Of course, you may try Nubby and say, “Marcy, this game is not better than Balatro, it’s stupid,” but I will simply remind you that it only cost you five dollars for a momentary diversion on the road to the grave, which I think is still probably worth your investment.

Hope You Got Five Bucks

A screenshot of the game Nubby's Number Factory showing a boss fight against Tony
Can you defeat Tony? Guess you’ll have to spend 5 dollars to find out.

My usual goal with a review is to hope that my writing will convince at least one person to try something out on my recommendation. This is often a far more difficult goal than it seems, because it is often hard to gauge what impact a written suggestion may have; but, the end goal doesn’t change whether I’m reviewing something that cost me a lot of money or a little amount of money, nor does it change whether the game is enshrined as my top 5 of the year or just something I tried playing and forgot about in a month.

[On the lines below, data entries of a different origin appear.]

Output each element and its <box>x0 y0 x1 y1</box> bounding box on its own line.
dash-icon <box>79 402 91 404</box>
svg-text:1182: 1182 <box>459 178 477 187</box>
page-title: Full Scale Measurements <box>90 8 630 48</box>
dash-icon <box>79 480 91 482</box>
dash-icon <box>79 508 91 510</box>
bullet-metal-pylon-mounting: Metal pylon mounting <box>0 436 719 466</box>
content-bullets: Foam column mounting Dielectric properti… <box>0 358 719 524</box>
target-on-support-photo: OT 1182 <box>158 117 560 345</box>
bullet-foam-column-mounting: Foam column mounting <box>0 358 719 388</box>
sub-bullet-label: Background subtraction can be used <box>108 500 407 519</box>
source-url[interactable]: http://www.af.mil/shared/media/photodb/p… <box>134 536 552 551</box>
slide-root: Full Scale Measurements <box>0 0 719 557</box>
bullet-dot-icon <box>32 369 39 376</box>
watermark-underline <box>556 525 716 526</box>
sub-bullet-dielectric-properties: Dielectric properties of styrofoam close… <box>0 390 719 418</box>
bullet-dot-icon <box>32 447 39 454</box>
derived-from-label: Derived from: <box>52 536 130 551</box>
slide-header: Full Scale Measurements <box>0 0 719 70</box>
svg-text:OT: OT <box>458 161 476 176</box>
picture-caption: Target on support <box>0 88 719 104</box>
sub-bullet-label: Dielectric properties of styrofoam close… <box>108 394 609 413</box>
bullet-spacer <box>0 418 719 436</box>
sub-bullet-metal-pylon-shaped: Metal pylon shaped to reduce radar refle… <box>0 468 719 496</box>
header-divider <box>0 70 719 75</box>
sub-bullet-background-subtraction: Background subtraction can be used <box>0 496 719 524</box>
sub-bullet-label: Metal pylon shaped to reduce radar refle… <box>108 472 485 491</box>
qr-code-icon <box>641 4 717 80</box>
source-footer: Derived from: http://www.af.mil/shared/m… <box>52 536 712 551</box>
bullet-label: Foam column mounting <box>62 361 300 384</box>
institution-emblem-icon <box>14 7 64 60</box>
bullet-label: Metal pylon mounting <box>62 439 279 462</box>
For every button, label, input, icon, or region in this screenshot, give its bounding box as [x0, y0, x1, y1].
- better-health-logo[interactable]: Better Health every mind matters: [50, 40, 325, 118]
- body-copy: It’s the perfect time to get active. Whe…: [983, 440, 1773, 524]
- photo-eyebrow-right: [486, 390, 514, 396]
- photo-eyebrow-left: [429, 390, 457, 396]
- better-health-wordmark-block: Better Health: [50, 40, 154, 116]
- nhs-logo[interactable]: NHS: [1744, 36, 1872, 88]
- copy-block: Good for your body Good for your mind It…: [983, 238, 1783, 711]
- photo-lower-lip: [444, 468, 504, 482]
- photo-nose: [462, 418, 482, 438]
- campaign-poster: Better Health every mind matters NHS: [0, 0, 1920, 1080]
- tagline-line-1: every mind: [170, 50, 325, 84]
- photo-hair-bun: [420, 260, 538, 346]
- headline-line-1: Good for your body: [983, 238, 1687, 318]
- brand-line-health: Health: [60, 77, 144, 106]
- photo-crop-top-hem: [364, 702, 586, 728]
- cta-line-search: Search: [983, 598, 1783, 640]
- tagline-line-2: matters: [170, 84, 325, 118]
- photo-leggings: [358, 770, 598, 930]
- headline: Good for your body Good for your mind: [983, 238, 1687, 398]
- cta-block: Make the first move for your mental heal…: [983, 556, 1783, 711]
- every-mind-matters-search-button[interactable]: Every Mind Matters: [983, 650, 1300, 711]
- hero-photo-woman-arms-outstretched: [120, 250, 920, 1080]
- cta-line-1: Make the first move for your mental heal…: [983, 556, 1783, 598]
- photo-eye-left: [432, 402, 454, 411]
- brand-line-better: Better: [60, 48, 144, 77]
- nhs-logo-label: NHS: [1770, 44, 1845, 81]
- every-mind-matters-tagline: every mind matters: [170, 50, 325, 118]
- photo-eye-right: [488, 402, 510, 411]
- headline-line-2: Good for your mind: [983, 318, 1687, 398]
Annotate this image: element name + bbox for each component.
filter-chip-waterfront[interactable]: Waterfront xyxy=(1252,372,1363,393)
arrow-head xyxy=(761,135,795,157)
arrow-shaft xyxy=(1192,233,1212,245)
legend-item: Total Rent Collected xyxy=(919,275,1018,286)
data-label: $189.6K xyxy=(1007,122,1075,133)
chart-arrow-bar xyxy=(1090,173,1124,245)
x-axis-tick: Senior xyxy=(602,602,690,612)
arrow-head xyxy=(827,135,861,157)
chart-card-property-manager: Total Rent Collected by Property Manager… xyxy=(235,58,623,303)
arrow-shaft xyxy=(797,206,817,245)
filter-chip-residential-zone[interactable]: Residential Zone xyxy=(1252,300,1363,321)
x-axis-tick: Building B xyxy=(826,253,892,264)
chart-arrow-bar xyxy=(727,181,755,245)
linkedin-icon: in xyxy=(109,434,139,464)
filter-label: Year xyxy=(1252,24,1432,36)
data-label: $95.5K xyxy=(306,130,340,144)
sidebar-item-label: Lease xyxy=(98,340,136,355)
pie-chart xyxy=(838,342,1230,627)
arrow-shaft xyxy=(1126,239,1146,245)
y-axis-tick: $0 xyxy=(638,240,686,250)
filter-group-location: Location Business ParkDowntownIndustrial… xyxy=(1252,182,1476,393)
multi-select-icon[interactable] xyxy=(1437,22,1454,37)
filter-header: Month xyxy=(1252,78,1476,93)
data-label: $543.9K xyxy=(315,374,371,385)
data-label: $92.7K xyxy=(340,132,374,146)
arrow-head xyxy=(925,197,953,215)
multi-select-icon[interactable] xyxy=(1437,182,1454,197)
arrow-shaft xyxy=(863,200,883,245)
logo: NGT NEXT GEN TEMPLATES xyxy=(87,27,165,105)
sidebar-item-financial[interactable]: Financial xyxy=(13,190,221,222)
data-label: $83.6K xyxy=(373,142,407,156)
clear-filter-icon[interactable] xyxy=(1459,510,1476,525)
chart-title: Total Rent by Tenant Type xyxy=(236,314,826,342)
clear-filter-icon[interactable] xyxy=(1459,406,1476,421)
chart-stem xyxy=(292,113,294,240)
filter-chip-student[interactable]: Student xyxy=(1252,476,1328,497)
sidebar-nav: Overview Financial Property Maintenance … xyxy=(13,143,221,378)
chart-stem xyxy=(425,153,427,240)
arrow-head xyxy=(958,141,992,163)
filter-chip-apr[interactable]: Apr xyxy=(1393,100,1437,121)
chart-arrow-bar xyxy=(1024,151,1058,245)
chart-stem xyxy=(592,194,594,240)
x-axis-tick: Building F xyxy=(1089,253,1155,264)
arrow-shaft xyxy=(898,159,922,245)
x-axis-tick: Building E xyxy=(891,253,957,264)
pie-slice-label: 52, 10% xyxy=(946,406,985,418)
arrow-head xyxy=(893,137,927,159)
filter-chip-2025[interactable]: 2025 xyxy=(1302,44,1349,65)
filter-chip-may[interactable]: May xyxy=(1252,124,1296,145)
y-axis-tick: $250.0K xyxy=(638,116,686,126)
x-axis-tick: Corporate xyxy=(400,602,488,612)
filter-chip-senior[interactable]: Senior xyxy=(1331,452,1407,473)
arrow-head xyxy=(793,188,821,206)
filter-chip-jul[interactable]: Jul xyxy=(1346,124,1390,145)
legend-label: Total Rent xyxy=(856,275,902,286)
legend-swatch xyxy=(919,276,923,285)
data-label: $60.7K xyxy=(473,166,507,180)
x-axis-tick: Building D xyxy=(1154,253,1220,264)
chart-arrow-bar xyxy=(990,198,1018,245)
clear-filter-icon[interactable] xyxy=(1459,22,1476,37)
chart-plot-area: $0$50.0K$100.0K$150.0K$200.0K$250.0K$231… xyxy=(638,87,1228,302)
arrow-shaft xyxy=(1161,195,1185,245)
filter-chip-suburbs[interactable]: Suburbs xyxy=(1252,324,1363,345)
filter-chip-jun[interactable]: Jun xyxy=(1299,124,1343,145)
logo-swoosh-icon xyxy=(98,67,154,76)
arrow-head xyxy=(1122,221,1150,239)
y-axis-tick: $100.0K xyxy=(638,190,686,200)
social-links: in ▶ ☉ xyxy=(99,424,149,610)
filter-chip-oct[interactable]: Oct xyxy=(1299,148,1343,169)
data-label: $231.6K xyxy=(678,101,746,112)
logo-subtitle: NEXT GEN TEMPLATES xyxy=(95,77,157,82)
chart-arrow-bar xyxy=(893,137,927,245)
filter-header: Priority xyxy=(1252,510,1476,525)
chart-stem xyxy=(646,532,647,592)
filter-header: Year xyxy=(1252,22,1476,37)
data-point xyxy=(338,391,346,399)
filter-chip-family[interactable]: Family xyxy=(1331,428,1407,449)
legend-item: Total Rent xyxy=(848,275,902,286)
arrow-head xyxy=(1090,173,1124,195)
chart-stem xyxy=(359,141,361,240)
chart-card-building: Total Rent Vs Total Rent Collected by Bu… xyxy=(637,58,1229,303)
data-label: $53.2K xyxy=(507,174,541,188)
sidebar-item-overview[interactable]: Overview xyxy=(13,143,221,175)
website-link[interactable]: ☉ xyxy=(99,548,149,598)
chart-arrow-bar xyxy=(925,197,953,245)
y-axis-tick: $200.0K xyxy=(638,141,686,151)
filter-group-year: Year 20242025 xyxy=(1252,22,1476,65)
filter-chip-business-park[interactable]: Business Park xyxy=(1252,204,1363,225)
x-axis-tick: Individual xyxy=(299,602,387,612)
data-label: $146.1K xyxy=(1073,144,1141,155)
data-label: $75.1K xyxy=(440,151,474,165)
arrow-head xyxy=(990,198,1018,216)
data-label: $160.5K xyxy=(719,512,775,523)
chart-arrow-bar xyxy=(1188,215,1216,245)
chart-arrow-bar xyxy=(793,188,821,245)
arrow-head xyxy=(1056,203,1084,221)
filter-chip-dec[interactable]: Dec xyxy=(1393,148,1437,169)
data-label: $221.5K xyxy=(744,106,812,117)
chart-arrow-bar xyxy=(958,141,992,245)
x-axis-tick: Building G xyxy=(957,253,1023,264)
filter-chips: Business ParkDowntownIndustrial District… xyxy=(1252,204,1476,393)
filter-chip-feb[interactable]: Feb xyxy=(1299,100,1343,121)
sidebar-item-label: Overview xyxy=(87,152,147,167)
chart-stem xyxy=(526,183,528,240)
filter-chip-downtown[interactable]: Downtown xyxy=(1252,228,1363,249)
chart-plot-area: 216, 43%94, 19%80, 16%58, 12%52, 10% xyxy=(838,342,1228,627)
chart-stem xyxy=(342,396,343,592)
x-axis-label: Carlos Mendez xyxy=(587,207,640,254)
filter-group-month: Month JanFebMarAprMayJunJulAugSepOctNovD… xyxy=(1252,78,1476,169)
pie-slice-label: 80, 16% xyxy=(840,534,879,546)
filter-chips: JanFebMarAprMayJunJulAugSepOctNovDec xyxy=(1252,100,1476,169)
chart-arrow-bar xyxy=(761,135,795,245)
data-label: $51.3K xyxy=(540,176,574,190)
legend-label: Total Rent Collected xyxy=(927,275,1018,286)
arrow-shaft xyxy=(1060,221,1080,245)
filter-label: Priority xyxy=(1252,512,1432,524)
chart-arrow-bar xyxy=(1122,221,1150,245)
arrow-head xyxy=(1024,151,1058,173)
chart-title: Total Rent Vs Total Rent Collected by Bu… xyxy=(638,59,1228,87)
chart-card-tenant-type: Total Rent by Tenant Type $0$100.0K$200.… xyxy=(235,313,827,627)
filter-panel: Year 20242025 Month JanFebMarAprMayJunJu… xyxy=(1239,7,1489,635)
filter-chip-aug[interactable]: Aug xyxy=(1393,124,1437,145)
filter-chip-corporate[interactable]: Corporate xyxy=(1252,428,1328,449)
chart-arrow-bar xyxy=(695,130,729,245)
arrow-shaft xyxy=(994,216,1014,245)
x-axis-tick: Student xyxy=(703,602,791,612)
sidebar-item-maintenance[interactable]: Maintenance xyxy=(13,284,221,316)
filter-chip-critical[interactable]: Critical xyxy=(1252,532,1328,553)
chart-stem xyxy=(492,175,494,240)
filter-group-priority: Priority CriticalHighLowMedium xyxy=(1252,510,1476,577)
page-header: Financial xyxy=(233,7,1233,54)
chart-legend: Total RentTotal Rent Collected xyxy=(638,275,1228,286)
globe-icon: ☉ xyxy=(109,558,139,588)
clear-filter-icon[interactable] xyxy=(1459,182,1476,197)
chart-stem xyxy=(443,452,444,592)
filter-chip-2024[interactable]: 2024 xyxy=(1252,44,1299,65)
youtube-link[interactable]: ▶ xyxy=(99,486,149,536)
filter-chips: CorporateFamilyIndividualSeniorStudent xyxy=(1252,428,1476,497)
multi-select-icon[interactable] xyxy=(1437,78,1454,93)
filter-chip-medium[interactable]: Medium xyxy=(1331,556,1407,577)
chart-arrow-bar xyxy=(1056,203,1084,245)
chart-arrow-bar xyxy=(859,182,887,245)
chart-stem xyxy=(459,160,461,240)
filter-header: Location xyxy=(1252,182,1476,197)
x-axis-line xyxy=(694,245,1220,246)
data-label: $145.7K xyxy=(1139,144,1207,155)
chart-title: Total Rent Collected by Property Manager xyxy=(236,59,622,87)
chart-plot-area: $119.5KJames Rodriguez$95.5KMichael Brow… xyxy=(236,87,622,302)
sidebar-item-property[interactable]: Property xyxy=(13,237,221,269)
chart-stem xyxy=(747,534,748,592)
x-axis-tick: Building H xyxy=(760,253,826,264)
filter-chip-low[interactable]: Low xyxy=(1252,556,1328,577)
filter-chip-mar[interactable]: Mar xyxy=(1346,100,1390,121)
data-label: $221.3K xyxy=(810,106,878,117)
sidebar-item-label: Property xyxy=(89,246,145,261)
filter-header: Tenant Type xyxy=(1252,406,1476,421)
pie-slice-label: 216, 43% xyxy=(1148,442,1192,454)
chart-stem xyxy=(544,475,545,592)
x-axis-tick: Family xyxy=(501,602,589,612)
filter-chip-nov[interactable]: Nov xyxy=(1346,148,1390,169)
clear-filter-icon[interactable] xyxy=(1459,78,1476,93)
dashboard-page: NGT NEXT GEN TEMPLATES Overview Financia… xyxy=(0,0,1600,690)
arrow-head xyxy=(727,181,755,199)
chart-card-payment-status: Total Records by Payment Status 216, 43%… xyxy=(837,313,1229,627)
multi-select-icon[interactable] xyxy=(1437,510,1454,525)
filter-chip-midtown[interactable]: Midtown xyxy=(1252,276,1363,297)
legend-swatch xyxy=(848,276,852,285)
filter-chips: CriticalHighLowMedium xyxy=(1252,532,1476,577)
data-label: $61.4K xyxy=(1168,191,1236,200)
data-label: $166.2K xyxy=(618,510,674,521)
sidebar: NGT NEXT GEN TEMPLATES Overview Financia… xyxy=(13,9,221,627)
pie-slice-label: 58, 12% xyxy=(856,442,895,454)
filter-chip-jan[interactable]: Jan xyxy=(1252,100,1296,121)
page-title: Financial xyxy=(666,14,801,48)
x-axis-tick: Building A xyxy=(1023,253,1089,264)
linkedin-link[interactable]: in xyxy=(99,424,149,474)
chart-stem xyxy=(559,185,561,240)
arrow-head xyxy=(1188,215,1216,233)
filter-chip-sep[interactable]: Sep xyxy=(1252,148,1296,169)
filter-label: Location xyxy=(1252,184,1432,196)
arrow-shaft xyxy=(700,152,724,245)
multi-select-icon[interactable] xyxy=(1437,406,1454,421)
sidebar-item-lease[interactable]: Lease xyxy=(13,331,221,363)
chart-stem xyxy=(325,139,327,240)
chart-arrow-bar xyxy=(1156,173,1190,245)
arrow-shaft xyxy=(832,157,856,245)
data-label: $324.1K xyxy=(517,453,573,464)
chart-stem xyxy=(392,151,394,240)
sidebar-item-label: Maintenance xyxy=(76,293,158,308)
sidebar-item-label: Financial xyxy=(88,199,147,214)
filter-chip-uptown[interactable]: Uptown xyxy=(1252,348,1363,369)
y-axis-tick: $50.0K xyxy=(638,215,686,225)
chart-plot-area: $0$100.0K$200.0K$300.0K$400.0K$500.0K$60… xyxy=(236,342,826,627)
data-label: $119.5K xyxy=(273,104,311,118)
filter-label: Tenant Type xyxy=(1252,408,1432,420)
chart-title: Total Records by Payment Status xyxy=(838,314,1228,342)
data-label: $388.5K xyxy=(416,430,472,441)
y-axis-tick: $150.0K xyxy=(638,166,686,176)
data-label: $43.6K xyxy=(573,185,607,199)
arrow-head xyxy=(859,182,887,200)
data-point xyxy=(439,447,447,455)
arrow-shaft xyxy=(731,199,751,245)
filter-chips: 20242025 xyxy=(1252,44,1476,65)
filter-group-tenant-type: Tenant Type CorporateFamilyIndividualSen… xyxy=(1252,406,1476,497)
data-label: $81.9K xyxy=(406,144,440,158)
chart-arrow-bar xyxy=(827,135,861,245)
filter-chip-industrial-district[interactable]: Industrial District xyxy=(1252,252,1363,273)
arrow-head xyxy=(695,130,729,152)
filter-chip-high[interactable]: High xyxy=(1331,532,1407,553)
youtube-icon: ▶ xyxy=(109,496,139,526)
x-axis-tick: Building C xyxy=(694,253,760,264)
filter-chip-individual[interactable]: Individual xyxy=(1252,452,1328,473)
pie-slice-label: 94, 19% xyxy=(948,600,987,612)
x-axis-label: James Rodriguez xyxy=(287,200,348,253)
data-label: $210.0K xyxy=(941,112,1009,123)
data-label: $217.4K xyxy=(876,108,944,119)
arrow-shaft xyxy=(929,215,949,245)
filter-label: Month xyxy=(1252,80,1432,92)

Nubby is a temporary thing; I’m sure by 2026 I will probably have gotten all of the experience I could have ever wanted out of it, and moved on to other titles. Currently, I’m playing a heavier game that is taking up most of my single-player game time, and my Nubby time has decreased, but that doesn’t stop me from highly recommending it. If anything it makes me recommend it more, because I still have the urge to play it, and often do find myself playing it for a little bit at a time. I still want to complete all of the challenges at least once, I still have a few supervisors to complete a run with, and I know that no matter how hectic my life gets or how much the world is on fire, if I have a little time on my hands, I can play Nubby and get exactly what I’m looking for: satisfaction.